La cessation des activités de la banque allemande suscita donc une réaction en chaîne auprès des banques américaines, incapables de récupérer les sommes qui leur sont dues. C’est tout le système de paiement et de règlement du marché des changes qui est atteint. Plusieurs banques américaines, fortes de cette expérience, refusent alors d’ordonner le paiement de leur contrepartie tant qu’elles n’ont pas réceptionné la contre-valeur. En trois jours, les montants qui circulent sur le marché des changes diminuent de 60%. A partir de là, le risque qui existe sur ce marché et qui est inhérent au décalage temporel entre les différents acteurs est appelé « risque Herstatt ». Il se définit comme le risque qu’une des parties livre la devise sans jamais recevoir de règlement en retour.
—
Les conséquences de la faillite de la Banque Hertstatt
La faillite de la banque Herstatt et l’effet boule de neige qu’elle eut sur le marché des changes servirent de révélateur du risque inhérent à ce type de transactions. Elle permit également de mettre en valeur un risque systémique sur le marché bancaire, lié à l’internationalisation des échanges, à l’importance des volumes échangés et au décalage horaire. Si la banque Herstatt était une petite banque familiale, elle n’est cependant pas passée loin de mener à la faillite certaines grandes banques américaines.

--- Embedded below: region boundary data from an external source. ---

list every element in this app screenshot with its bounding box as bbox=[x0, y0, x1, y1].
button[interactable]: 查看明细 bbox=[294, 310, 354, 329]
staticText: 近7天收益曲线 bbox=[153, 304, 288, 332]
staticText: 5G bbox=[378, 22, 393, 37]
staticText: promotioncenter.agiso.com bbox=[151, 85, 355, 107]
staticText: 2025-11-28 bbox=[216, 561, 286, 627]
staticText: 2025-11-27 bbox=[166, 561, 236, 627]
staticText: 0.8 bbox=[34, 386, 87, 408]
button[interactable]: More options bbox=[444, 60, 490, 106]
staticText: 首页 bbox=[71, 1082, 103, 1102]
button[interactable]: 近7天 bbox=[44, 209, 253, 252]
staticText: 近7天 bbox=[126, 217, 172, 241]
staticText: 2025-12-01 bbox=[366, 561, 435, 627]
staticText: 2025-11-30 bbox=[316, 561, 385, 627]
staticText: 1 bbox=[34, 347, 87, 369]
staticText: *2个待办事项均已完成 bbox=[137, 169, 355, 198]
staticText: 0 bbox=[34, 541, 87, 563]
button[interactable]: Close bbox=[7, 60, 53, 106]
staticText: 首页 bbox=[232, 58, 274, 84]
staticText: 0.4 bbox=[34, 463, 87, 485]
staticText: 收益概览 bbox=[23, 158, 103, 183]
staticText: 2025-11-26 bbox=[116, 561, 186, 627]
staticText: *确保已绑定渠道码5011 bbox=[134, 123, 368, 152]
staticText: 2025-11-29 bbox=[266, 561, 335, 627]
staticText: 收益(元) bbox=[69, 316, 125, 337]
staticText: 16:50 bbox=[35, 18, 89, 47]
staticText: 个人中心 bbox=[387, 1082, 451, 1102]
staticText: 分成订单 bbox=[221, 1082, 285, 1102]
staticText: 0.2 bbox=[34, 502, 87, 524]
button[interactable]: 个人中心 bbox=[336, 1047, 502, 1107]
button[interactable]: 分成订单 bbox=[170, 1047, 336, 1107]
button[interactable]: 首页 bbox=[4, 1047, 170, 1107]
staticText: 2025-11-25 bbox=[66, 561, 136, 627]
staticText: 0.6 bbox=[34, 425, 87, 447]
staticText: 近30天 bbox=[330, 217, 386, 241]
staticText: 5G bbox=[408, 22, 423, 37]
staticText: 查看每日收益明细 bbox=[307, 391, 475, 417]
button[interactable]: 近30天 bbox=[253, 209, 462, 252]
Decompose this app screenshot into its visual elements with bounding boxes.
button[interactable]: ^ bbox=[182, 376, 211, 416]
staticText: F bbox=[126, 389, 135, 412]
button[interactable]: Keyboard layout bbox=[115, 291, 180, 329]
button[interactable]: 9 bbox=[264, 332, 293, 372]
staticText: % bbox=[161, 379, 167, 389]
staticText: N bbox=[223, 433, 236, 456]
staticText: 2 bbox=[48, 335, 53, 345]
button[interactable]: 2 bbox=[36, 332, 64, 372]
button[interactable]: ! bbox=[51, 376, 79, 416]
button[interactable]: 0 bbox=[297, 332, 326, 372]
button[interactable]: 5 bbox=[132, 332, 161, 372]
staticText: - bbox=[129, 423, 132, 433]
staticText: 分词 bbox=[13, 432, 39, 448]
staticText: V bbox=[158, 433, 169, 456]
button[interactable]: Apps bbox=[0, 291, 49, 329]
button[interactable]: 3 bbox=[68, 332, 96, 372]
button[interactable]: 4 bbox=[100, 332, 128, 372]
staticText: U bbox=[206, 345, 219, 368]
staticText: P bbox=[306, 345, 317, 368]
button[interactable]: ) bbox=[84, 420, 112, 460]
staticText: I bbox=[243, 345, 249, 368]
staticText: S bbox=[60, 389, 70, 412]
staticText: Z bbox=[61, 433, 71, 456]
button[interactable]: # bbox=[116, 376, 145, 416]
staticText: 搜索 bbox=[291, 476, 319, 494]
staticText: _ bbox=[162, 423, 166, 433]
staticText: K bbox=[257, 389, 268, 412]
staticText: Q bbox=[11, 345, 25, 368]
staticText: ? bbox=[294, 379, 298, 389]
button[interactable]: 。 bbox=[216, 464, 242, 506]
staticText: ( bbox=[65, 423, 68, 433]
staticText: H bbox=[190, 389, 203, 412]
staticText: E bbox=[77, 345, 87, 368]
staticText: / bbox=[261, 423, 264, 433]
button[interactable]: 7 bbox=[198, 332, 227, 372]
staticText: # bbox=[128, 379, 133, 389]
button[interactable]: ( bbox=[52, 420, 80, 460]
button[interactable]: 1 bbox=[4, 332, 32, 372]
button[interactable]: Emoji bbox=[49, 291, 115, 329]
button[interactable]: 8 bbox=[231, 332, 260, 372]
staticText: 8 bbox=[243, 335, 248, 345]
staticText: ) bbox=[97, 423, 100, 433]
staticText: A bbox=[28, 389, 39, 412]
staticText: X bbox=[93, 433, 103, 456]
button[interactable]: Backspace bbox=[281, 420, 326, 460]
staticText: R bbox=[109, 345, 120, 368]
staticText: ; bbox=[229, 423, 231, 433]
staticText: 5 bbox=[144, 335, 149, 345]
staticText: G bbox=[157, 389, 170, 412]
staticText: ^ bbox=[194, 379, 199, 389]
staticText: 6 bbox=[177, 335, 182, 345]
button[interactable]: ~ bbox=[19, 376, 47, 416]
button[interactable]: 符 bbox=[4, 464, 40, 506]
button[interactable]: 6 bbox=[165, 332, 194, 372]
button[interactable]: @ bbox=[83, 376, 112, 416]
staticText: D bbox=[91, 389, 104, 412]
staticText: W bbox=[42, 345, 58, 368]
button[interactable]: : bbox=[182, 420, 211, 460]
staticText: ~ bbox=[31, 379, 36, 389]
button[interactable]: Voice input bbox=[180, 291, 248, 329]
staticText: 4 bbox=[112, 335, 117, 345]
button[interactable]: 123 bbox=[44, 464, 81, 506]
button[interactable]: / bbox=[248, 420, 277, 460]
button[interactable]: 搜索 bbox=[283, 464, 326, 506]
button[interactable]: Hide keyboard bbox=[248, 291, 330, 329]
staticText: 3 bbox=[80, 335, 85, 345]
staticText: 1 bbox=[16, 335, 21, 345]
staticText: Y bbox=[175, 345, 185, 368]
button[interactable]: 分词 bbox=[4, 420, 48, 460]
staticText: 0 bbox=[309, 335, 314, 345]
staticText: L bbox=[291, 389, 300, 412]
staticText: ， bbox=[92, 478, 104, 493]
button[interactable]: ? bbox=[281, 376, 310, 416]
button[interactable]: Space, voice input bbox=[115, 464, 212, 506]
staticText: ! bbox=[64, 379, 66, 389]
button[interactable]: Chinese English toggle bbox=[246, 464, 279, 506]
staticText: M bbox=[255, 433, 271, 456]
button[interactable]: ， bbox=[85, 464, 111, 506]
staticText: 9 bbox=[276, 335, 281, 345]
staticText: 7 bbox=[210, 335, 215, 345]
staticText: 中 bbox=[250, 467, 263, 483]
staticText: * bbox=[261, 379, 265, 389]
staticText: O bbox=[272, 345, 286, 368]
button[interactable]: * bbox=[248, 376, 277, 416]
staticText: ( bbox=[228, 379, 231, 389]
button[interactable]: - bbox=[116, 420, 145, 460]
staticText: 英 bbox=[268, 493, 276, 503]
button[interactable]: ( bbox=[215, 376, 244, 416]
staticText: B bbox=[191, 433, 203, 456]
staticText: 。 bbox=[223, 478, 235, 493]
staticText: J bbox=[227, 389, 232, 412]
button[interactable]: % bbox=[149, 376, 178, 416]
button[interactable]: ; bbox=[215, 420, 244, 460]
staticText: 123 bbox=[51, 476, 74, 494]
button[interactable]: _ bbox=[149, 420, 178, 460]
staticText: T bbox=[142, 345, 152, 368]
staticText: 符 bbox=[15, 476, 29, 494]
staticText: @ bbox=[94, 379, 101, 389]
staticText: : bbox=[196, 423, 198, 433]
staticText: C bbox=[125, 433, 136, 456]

Peu de temps après la faillite, Peter Cooke, le directeur de la Banque d’Angleterre propose la réunion d’un comité des banques centrales, des organismes de réglementation et de surveillance bancaire des pays du G10. Sa proposition trouve un écho favorable puisque les leaders bancaires décident d’intervenir et d’instaurer des normes de sécurisation et de prévention du risque systémique. C’est ainsi qu’est créé le Comité de Bâle regroupant les directeurs des banques du G10 : Grande-Bretagne, France, Espagne, États-Unis, Belgique, Luxembourg, Pays-Bas, Italie, Suisse, Suède, Canada et Japon. Ce comité sera en autre, à l’origine des accords de Bâle (1988) et Bâle II (2004)… qui imposent la mise en place d’un nouveau ratio, dit ratio McDonough qui intègre pour la première fois le risque de crédit, le risque opérationnel et le risque de marché. Les banques centrales cherchent également à limiter la prise de risque en incitant les banques à diminuer leur durée d’exposition. Cela passe par deux procédés : l’amélioration des méthodes de mesure et de gestion de l’exposition au risque, et la limitation du délai entre le règlement des deux volets d’une transaction.
Si ces actions ont eu un impact réel, elles n’ont toutefois pas empêché de nouveaux incidents similaire, d’une moindre ampleur cependant, comme la faillite du groupe Drexel Burnham Lambert en février 1990 ou la liquidation de la BCCI en juillet 1991.